By all measures then, it’s clear that canceling the national student debt is the right thing to do. But just canceling the debt, however, leaves untouched the underlying causes of the current crisis, at a time when borrowers and their advocates are realizing the systemic nature of the problem. Just like a holistic response to the pandemic may require rethinking our national health system, an appropriate response to the student debt crisis would require rethinking our educational system and the push for a full educational reform.

As a society, we need to see education as a collective good and a good social investment. According to Dr. Beth Akers, resident scholar at the American Enterprise Institute, as a nation we have decided to socialize public education up to K-12. “Ultimately, it comes down to when we make the switch from a socialized system to a market-based system,” said Akers.
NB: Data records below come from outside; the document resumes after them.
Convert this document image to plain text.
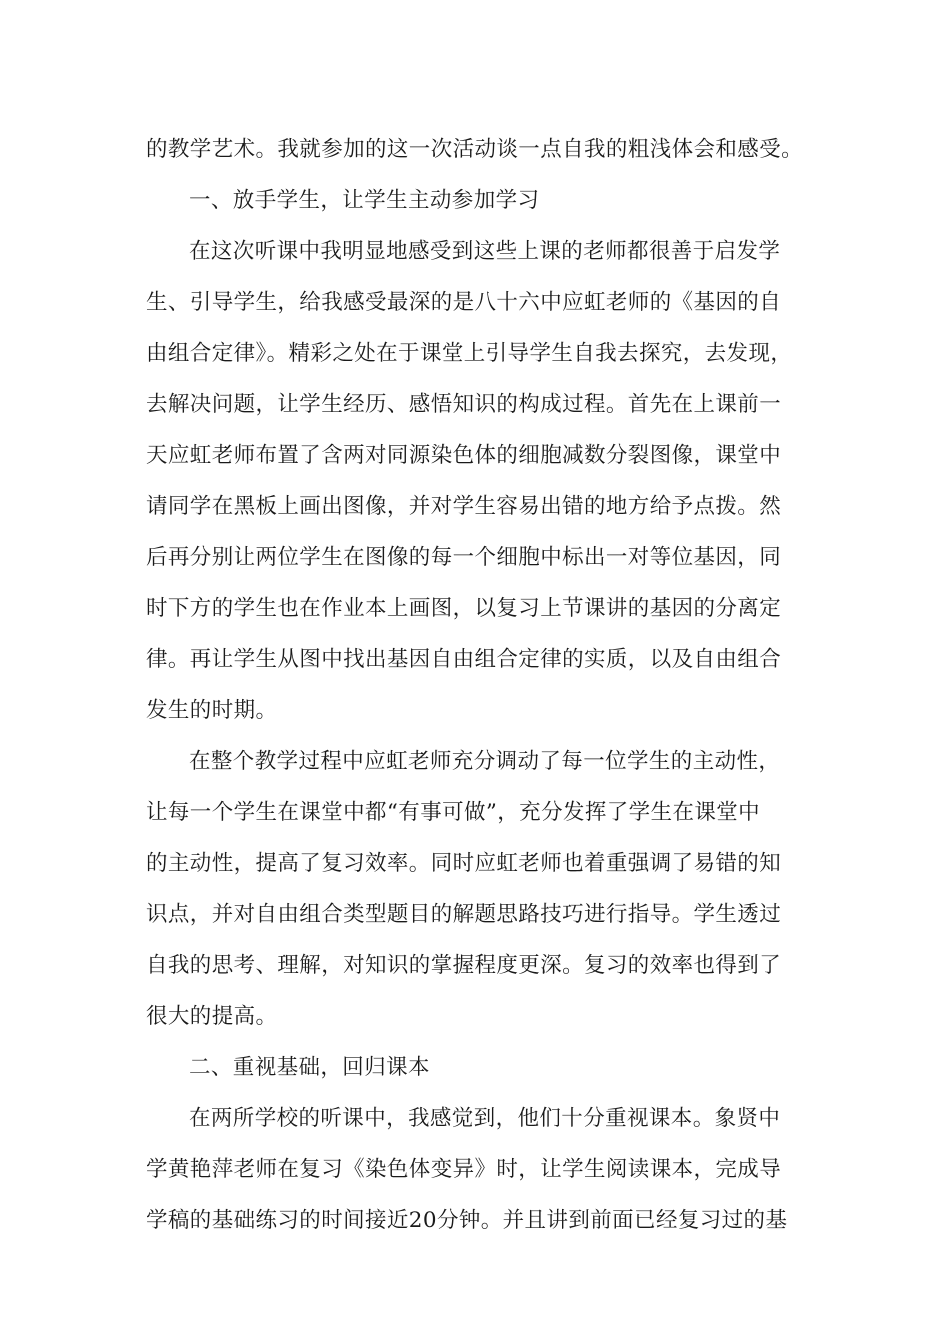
的教学艺术。我就参加的这一次活动谈一点自我的粗浅体会和感受。
一、放手学生，让学生主动参加学习
在这次听课中我明显地感受到这些上课的老师都很善于启发学
生、引导学生，给我感受最深的是八十六中应虹老师的《基因的自
由组合定律》。精彩之处在于课堂上引导学生自我去探究，去发现，
去解决问题，让学生经历、感悟知识的构成过程。首先在上课前一
天应虹老师布置了含两对同源染色体的细胞减数分裂图像，课堂中
请同学在黑板上画出图像，并对学生容易出错的地方给予点拨。然
后再分别让两位学生在图像的每一个细胞中标出一对等位基因，同
时下方的学生也在作业本上画图，以复习上节课讲的基因的分离定
律。再让学生从图中找出基因自由组合定律的实质，以及自由组合
发生的时期。
在整个教学过程中应虹老师充分调动了每一位学生的主动性，
让每一个学生在课堂中都“有事可做”，充分发挥了学生在课堂中
的主动性，提高了复习效率。同时应虹老师也着重强调了易错的知
识点，并对自由组合类型题目的解题思路技巧进行指导。学生透过
自我的思考、理解，对知识的掌握程度更深。复习的效率也得到了
很大的提高。
二、重视基础，回归课本
在两所学校的听课中，我感觉到，他们十分重视课本。象贤中
学黄艳萍老师在复习《染色体变异》时，让学生阅读课本，完成导
学稿的基础练习的时间接近20分钟。并且讲到前面已经复习过的基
And the switch cannot be more dramatic: According to the Pew Research Center, over two-thirds of all higher education students are now taking out loans to meet the rising cost of tuition. Education Data found that the average loan amount has tripled since 1993, to over $30,000. And, according to the Economic Policy Institute, the Black and white wage gap is worsening.

As a society, we need to understand that the burden of educating its members should be assumed by society at large and not fall on the shoulders of the most vulnerable among us. This reorientation of priorities would necessitate not only returning to the system of educational finance dependent on grants, as opposed to loans but the wholesale elimination of the financing of education through loans.

To be sure, the Debt Free Act is not the only piece of pending legislation that aims to respond to the current crisis, and there are more than a few bright new ideas that can bring into focus a few more creative solutions. What is clear is that now seems to be the right time for canceling the national student debt and voting the Massachusetts Debt Free Act, Bill H.1339/S.829 favorably out of committee today!